Monday, Feb. 28, 1983
Stealing a Book Is Theft
A judge condemns the early exposure of the Ford memoirs
Books by ex-Presidents have become a lucrative business. Each of the past four occupants of the White House made more money writing his memoirs than he earned in salary while President. But some citizens, especially journalists, have objected to former high officials' profiting from their inside knowledge. Victor Navasky, editor of the 117-year-old leftist weekly the Nation (circ. 48,000), raised that argument, among others, in April 1979 to justify his printing a 2,250-word article on President Gerald R. Ford's pardon of President Nixon that was little more than a summary of a pirated copy of Ford's then unpublished memoir, A Time to Heal.
Navasky admitted that the Nation did no additional reporting, not even to check how much of what Ford revealed was new. Nonetheless, contended Navasky, "What we did was a journalistic coup, and perfectly legal." Last week in Manhattan, however, U.S. District Court Judge Richard Owen, ruling on a suit brought by Ford's publishers, Harper & Row and the Reader's Digest Association, concluded that the Nation had violated federal copyright law. Said Owen: "The Nation took what was essentially the heart of the book."
The decision had been eagerly awaited by legal scholars because it appeared to involve a clash between the right to literary ownership (copyright), which is provided for in Article 1, Section 8 of the Constitution, and the First Amendment guarantee of a free press. Owen, however, held that much of what Navasky called "hot news" had long since been a matter of public record. Wrote the judge: "The 'revelations' of the Ford memoirs were not such news, 'hot' or otherwise, as to permit the use of. . . copyrighted material." Legal researchers generally endorsed Owen's decision, but several agreed with Columbia University Law Professor Benno Schmidt that it was "an excruciatingly close case." Said Schmidt: "If the law were reinterpreted to permit the maximum information to get to the public, the Nation would win." Navasky, unrepentant, agreed. Said he: "The court made a decision that intrudes on journalistic discretion, and we intend to appeal it."

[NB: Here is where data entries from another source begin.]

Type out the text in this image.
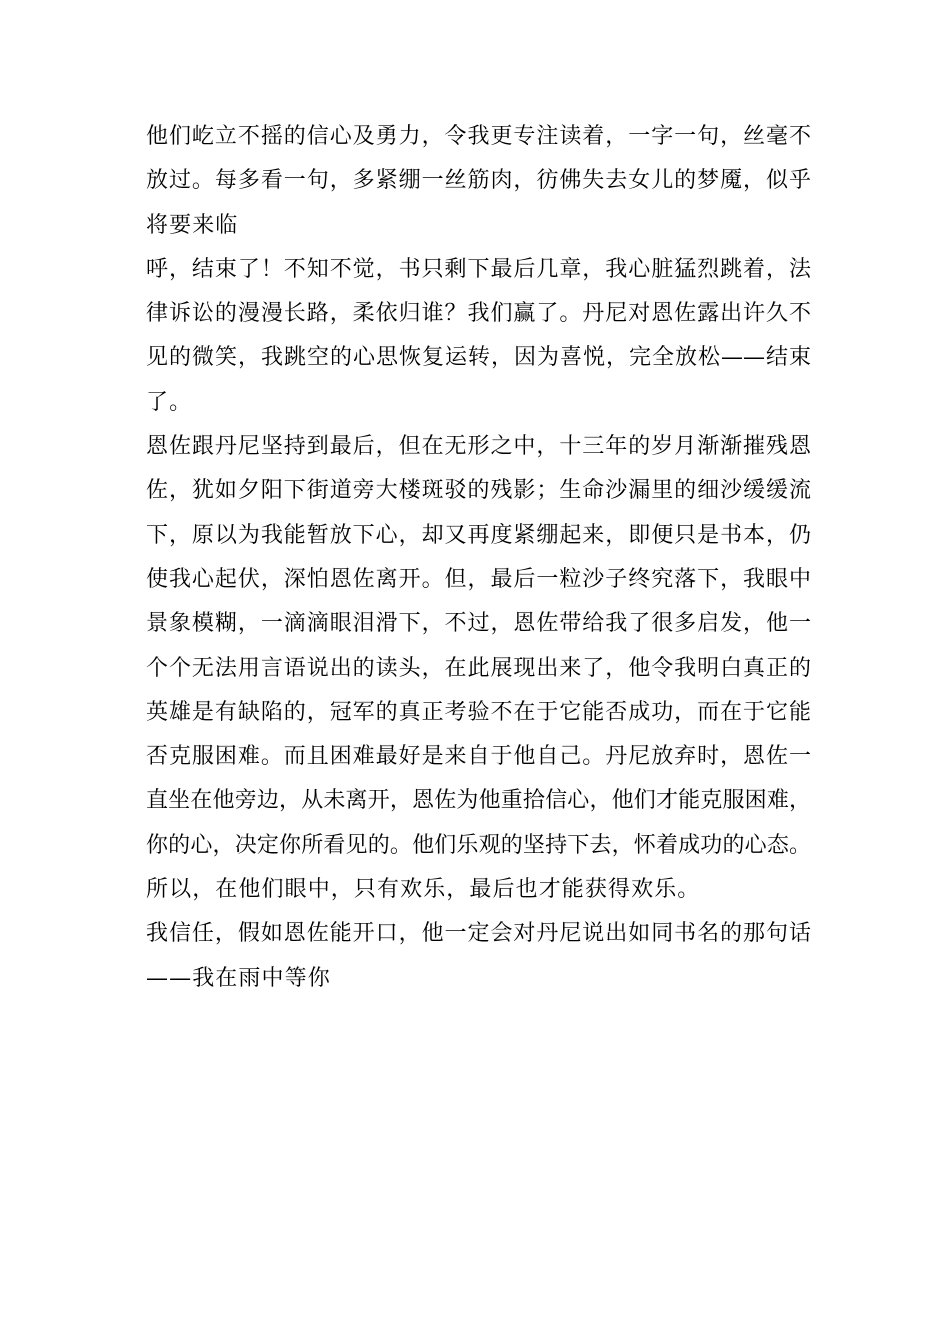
他们屹立不摇的信心及勇力，令我更专注读着，一字一句，丝毫不
放过。每多看一句，多紧绷一丝筋肉，彷佛失去女儿的梦魇，似乎
将要来临
呼，结束了！不知不觉，书只剩下最后几章，我心脏猛烈跳着，法
律诉讼的漫漫长路，柔依归谁？我们赢了。丹尼对恩佐露出许久不
见的微笑，我跳空的心思恢复运转，因为喜悦，完全放松——结束
了。
恩佐跟丹尼坚持到最后，但在无形之中，十三年的岁月渐渐摧残恩
佐，犹如夕阳下街道旁大楼斑驳的残影；生命沙漏里的细沙缓缓流
下，原以为我能暂放下心，却又再度紧绷起来，即便只是书本，仍
使我心起伏，深怕恩佐离开。但，最后一粒沙子终究落下，我眼中
景象模糊，一滴滴眼泪滑下，不过，恩佐带给我了很多启发，他一
个个无法用言语说出的读头，在此展现出来了，他令我明白真正的
英雄是有缺陷的，冠军的真正考验不在于它能否成功，而在于它能
否克服困难。而且困难最好是来自于他自己。丹尼放弃时，恩佐一
直坐在他旁边，从未离开，恩佐为他重拾信心，他们才能克服困难，
你的心，决定你所看见的。他们乐观的坚持下去，怀着成功的心态。
所以，在他们眼中，只有欢乐，最后也才能获得欢乐。
我信任，假如恩佐能开口，他一定会对丹尼说出如同书名的那句话
——我在雨中等你
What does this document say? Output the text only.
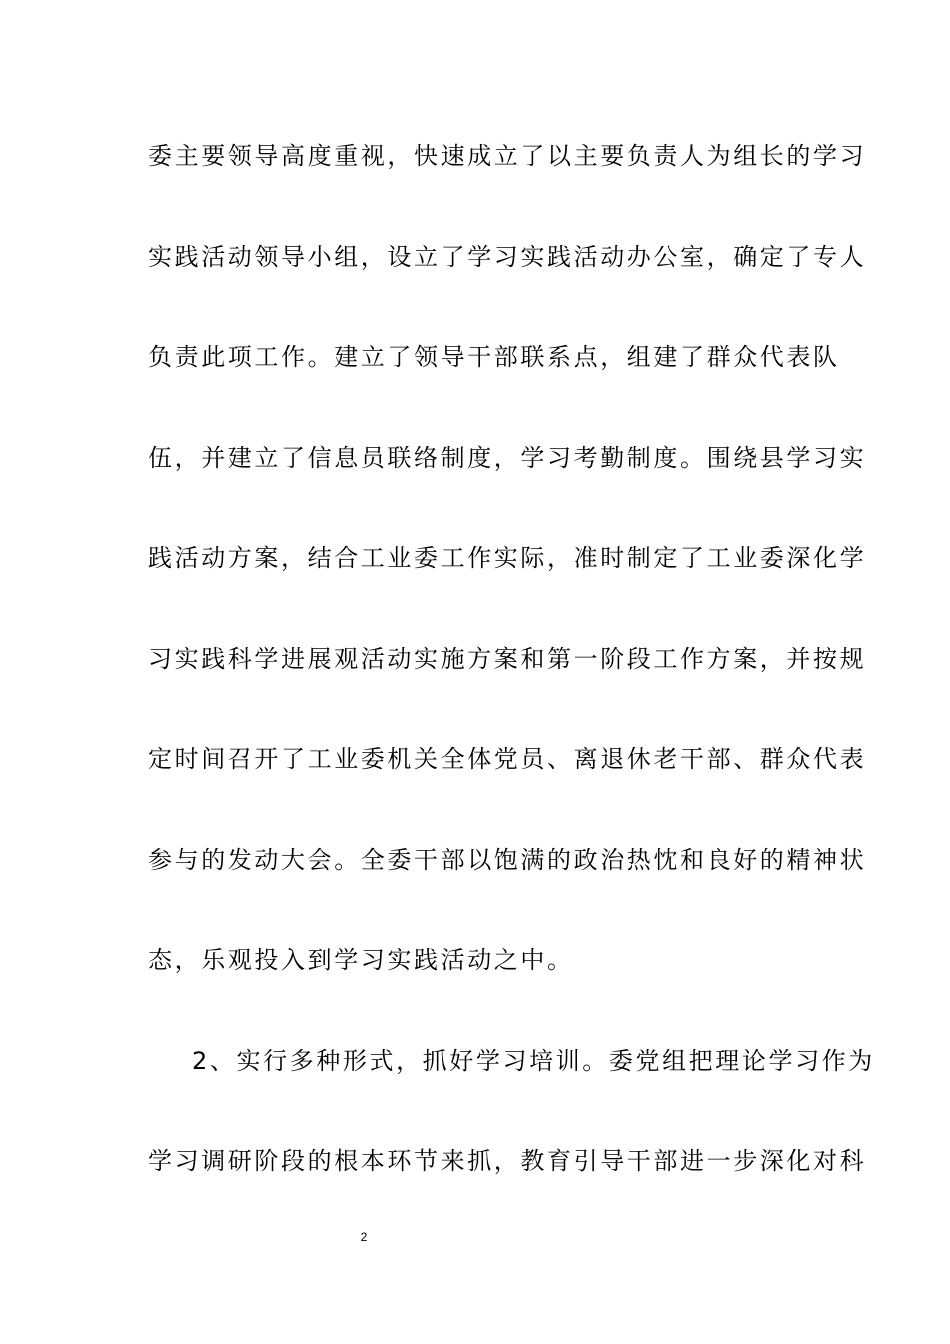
委主要领导高度重视，快速成立了以主要负责人为组长的学习
实践活动领导小组，设立了学习实践活动办公室，确定了专人
负责此项工作。建立了领导干部联系点，组建了群众代表队
伍，并建立了信息员联络制度，学习考勤制度。围绕县学习实
践活动方案，结合工业委工作实际，准时制定了工业委深化学
习实践科学进展观活动实施方案和第一阶段工作方案，并按规
定时间召开了工业委机关全体党员、离退休老干部、群众代表
参与的发动大会。全委干部以饱满的政治热忱和良好的精神状
态，乐观投入到学习实践活动之中。
2、实行多种形式，抓好学习培训。委党组把理论学习作为
学习调研阶段的根本环节来抓，教育引导干部进一步深化对科
2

Ford's publishers spent more than ten times as much on legal costs as they will recoup from the $12,500 award for damages. The sum that they were granted represents the fee that was lost when TIME, which had purchased first magazine publication rights, withdrew under a contractual provision after portions of the book appeared in the Nation. Owen suggested in his decision that only an "oversight" in the copyright law prevented him from awarding the publishers their legal costs. The publishers described the battle as one of principle. Said Brooks Thomas, president of Harper & Row: "This is a significant victory. It says that you cannot steal literary property merely by calling it news."